Pour faire face à cette situation, certains enseignants se tournent vers les systèmes de crédit informels communément appelés « banques Lambert ».
« Pour survivre, on emprunte toujours. On appelle ça banque Lambert. On rembourse avec un taux d’intérêt de 50 % », témoigne Herman Nkosi Mukela.
Ces difficultés ne se limitent pas à l’alimentation. Les problèmes de paiement compliquent également l’accès aux soins de santé et à certains services essentiels. Des enseignants expliquent recourir à l’endettement auprès de structures sanitaires ou de pharmacies, avec l’espoir de régler leurs factures après le versement de leurs rémunérations.
Un salaire refusé en raison des arriérés
La tension s’est davantage accentuée au cours des derniers mois. Des enseignants qui affirment ne plus avoir été payés depuis juin 2026 ont refusé de retirer le seul mois de salaire rendu disponible par la banque chargée de leur paie.

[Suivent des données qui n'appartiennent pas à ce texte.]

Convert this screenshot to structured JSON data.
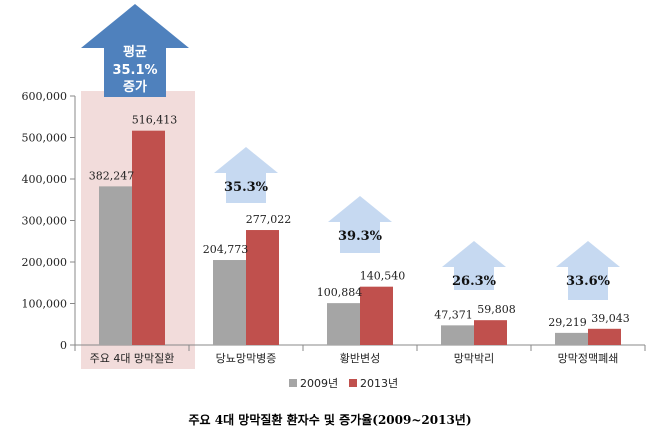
{
  "chart_data": {
    "type": "bar",
    "title": "주요 4대 망막질환 환자수 및 증가율(2009~2013년)",
    "categories": [
      "주요 4대 망막질환",
      "당뇨망막병증",
      "황반변성",
      "망막박리",
      "망막정맥폐쇄"
    ],
    "series": [
      {
        "name": "2009년",
        "values": [
          382247,
          204773,
          100884,
          47371,
          29219
        ],
        "labels": [
          "382,247",
          "204,773",
          "100,884",
          "47,371",
          "29,219"
        ]
      },
      {
        "name": "2013년",
        "values": [
          516413,
          277022,
          140540,
          59808,
          39043
        ],
        "labels": [
          "516,413",
          "277,022",
          "140,540",
          "59,808",
          "39,043"
        ]
      }
    ],
    "growth": [
      "",
      "35.3%",
      "39.3%",
      "26.3%",
      "33.6%"
    ],
    "average_callout": {
      "line1": "평균",
      "line2": "35.1%",
      "line3": "증가"
    },
    "yticks": [
      0,
      100000,
      200000,
      300000,
      400000,
      500000,
      600000
    ],
    "ytick_labels": [
      "0",
      "100,000",
      "200,000",
      "300,000",
      "400,000",
      "500,000",
      "600,000"
    ],
    "ylim": [
      0,
      600000
    ],
    "legend_position": "bottom",
    "colors": {
      "s2009": "#a5a5a5",
      "s2013": "#c0504d",
      "highlight": "#f2dcdb",
      "arrow_big": "#4f81bd",
      "arrow_small": "#c6d9f1"
    }
  }
}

Ils estiment qu’accepter cette somme sans règlement des mois précédents ne permettrait pas de résoudre le problème accumulé.
Les enseignants demandent donc le paiement de l’ensemble des rémunérations dues et souhaitent qu’une solution durable soit trouvée afin d’éviter la répétition de ces retards.
À défaut d’une réponse favorable, ils menacent de déclencher une grève dès le 1er septembre, date correspondant au début de la nouvelle année scolaire 2026-2027.
Pour ces professionnels de l’éducation, l’enjeu dépasse le paiement d’un simple arriéré : il s’agit également de garantir une rémunération régulière permettant aux enseignants de travailler dans des conditions dignes et d’assumer leurs responsabilités familiales.